The most controversial on the list must the the non-fiction chart-topper - Secrets of Self Made Millionaire by Adam Khoo. I mean, seriously? Fiction for some surely?

And if we flip to this morning's Sunday Times, wowee zowee, Mitch Albom's For One More Day is top of the fiction list while his other two books are still on the list. Three books and still 100%. Not only that, he occupies the top two spots on the fiction list. Dan Brown is no where to be found. You've got to give it to him, this former sportswriter named Mitch.

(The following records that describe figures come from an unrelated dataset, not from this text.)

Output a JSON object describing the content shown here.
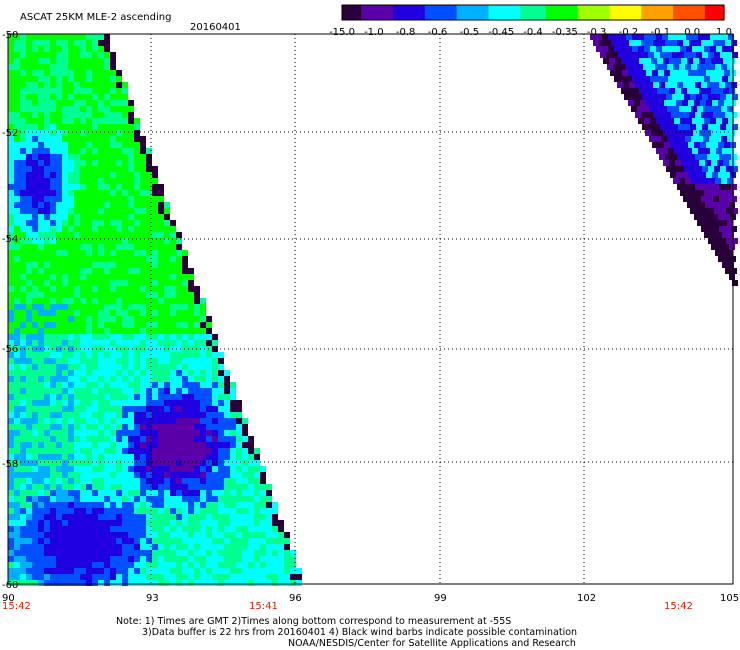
{
  "header": {
    "title": "ASCAT 25KM MLE-2 ascending",
    "date": "20160401"
  },
  "colorbar": {
    "labels": [
      "-15.0",
      "-1.0",
      "-0.8",
      "-0.6",
      "-0.5",
      "-0.45",
      "-0.4",
      "-0.35",
      "-0.3",
      "-0.2",
      "-0.1",
      "0.0",
      "1.0"
    ],
    "colors": [
      "#2a003a",
      "#5a00a8",
      "#2000e0",
      "#0050ff",
      "#00b0ff",
      "#00ffff",
      "#00ff90",
      "#00ff00",
      "#a0ff00",
      "#ffff00",
      "#ffa000",
      "#ff5000",
      "#ff0000"
    ]
  },
  "axes": {
    "lat_labels": [
      "-50",
      "-52",
      "-54",
      "-56",
      "-58",
      "-60"
    ],
    "lon_labels": [
      "90",
      "93",
      "96",
      "99",
      "102",
      "105"
    ],
    "times": [
      "15:42",
      "15:41",
      "15:42"
    ]
  },
  "notes": {
    "line1": "Note: 1) Times are GMT 2)Times along bottom correspond to measurement at -55S",
    "line2": "3)Data buffer is 22 hrs from 20160401 4) Black wind barbs indicate possible contamination",
    "line3": "NOAA/NESDIS/Center for Satellite Applications and Research"
  }
}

Is he unbelievable or what? (haha...I know, not a very good joke)

The Adam Khoo book is still there. Ok, well, debatable, fiction or not.

But the two chart-toppers of the non-fiction list take the cake - Lillian Too's Get Rich With Water and Feng Shui for 2007: The Year of The Fire Boar by Joey Yap. Well, I suppose since a book written about a personal quest to debunk a work classified as fiction can be on the non-fiction, why not books on Feng Shui?